Reputation: 51361
str1 = abdk3<h1>The content we need</h1>aaaaabbb<h2>The content we need2</h2>
We need the contents inside the h1 tag and h2 tag.
What is the best way to do that? Thanks
Thanks for the help!
Upvotes: 1
Views: 256
Reputation: 17520
First bit of advice: DON'T USE REGULAR EXPRESSIONS FOR HTML/XML PARSING!
Now that we've cleared that up, I'd suggest you look at Beautiful Soup. There are other SGML/XML/HTML parsers available for Python. However this one is the favorite for dealing with the sloppy "tag soup" that most of us find out in the real world. It doesn't require that the inputs be standards conformant nor well-formed. If your browser can manage to render it than Beautiful Soup can probably manage to parse it for you.
(Still tempted to use regular expressions for this task? Thinking "it can't be that bad, I just want to extract just what's in the <h1>...</h1>
and <h2>...</h2>
containers." and ... "I'll never need to handle any other corner cases" That way lies madness. The code you write based on that line of reasoning will be fragile. It'll work just well enough to pass your tests and then it will get worse and worse every time you need to fix "just one more thing." Seriously, import a real parser and use it).
Upvotes: 2
Reputation: 90892
The best way if it needs to scale at all would be with something like BeautifulSoup.

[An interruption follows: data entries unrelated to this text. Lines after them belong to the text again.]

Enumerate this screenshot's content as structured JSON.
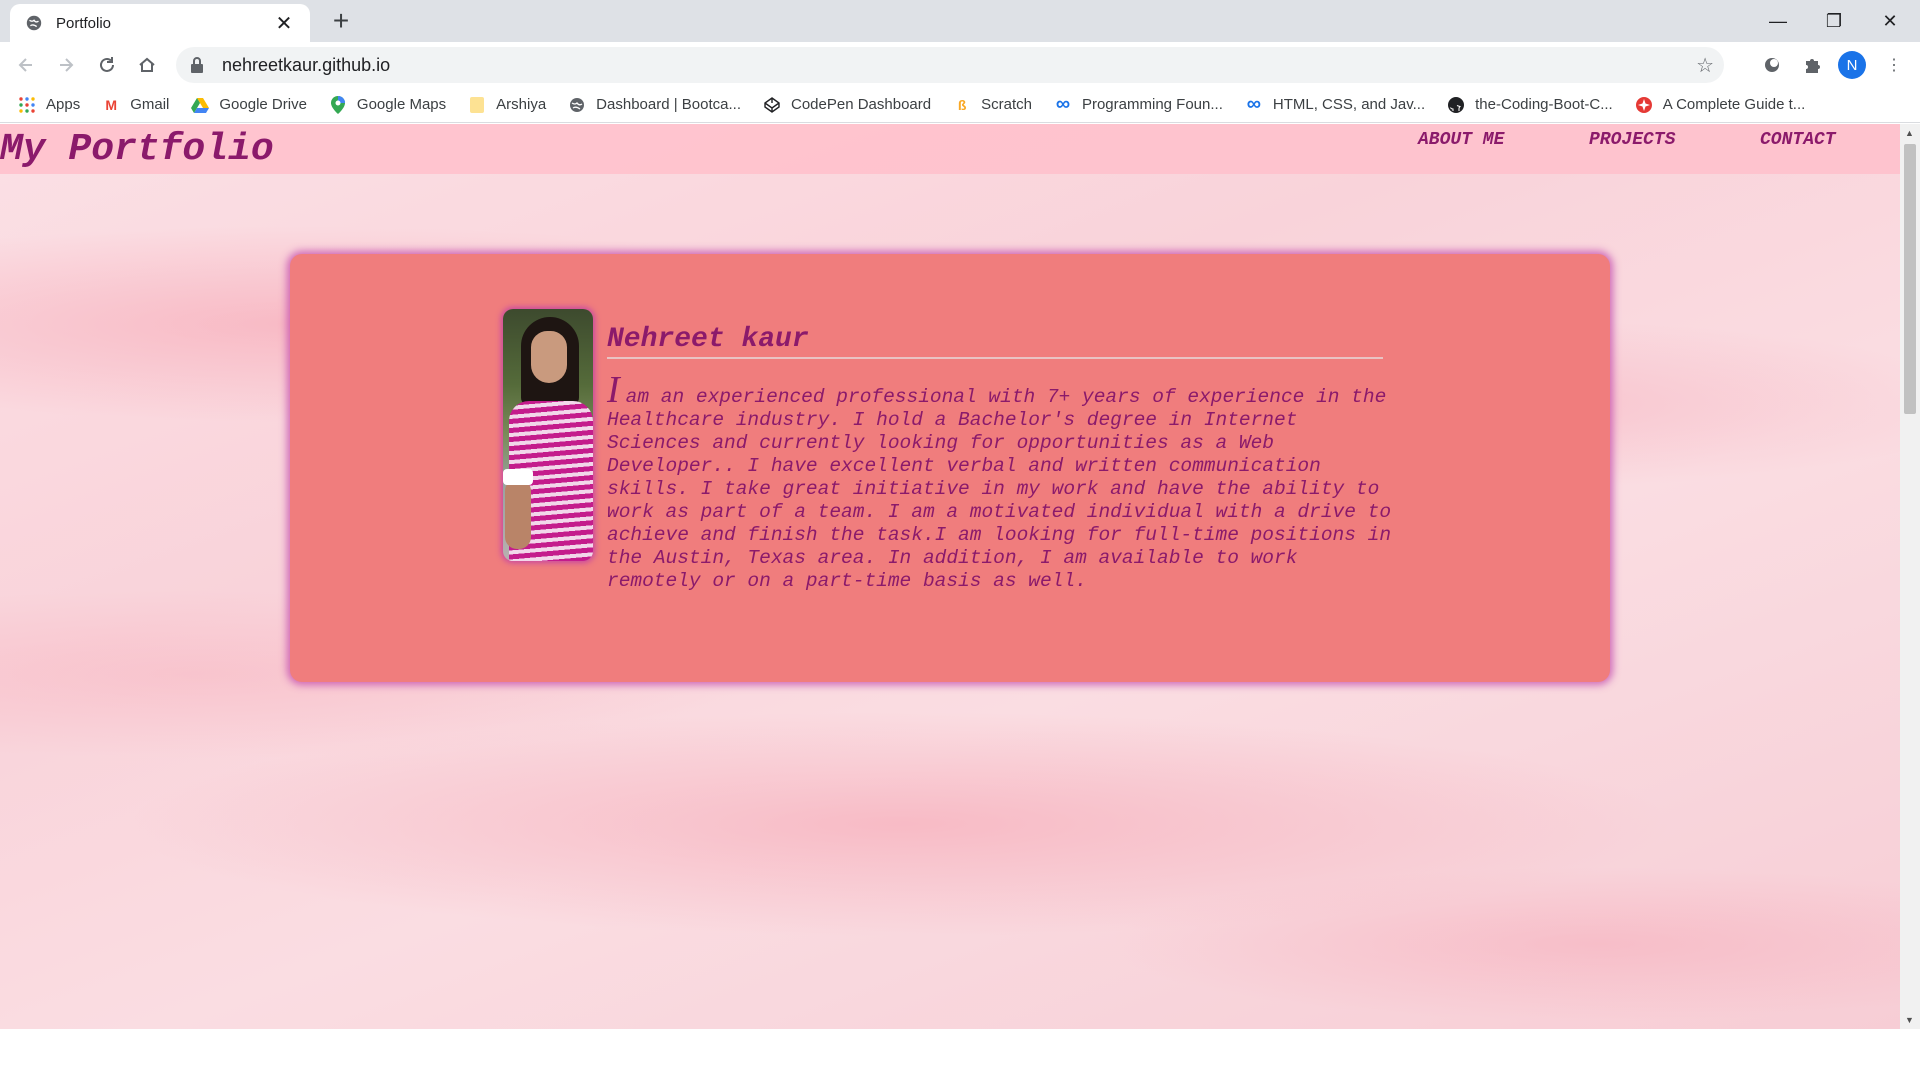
{
  "browser": {
    "tab_title": "Portfolio",
    "url": "nehreetkaur.github.io",
    "profile_initial": "N",
    "bookmarks": [
      {
        "label": "Apps",
        "icon": "apps-grid-icon"
      },
      {
        "label": "Gmail",
        "icon": "gmail-icon"
      },
      {
        "label": "Google Drive",
        "icon": "google-drive-icon"
      },
      {
        "label": "Google Maps",
        "icon": "google-maps-icon"
      },
      {
        "label": "Arshiya",
        "icon": "folder-icon"
      },
      {
        "label": "Dashboard | Bootca...",
        "icon": "globe-icon"
      },
      {
        "label": "CodePen Dashboard",
        "icon": "codepen-icon"
      },
      {
        "label": "Scratch",
        "icon": "scratch-icon"
      },
      {
        "label": "Programming Foun...",
        "icon": "infinity-icon"
      },
      {
        "label": "HTML, CSS, and Jav...",
        "icon": "infinity-icon"
      },
      {
        "label": "the-Coding-Boot-C...",
        "icon": "github-icon"
      },
      {
        "label": "A Complete Guide t...",
        "icon": "guide-icon"
      }
    ]
  },
  "site": {
    "logo": "My Portfolio",
    "nav": {
      "about": "ABOUT ME",
      "projects": "PROJECTS",
      "contact": "CONTACT"
    },
    "profile": {
      "name": "Nehreet kaur",
      "bio_first_letter": "I",
      "bio_rest": "am an experienced professional with 7+ years of experience in the Healthcare industry. I hold a Bachelor's degree in Internet Sciences and currently looking for opportunities as a Web Developer.. I have excellent verbal and written communication skills. I take great initiative in my work and have the ability to work as part of a team. I am a motivated individual with a drive to achieve and finish the task.I am looking for full-time positions in the Austin, Texas area. In addition, I am available to work remotely or on a part-time basis as well."
    }
  },
  "colors": {
    "accent": "#8b1a6b",
    "card": "#f07d7d",
    "header": "#ffc0cb"
  }
}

>>> from BeautifulSoup import BeautifulSoup
>>> soup = BeautifulSoup('abdk3<h1>The content we need</h1>aaaaabbb<h2>The content we need2</h2>')
>>> soup.h1
<h1>The content we need</h1>
>>> soup.h1.text
u'The content we need'
>>> soup.h2
<h2>The content we need2</h2>
>>> soup.h2.text
u'The content we need2'
It could be done with a regular expression too but this is probably more what you want. A larger example of what you are wanting could be good. Without knowing quite what you're wanting to parse it's hard to help properly.
Upvotes: 6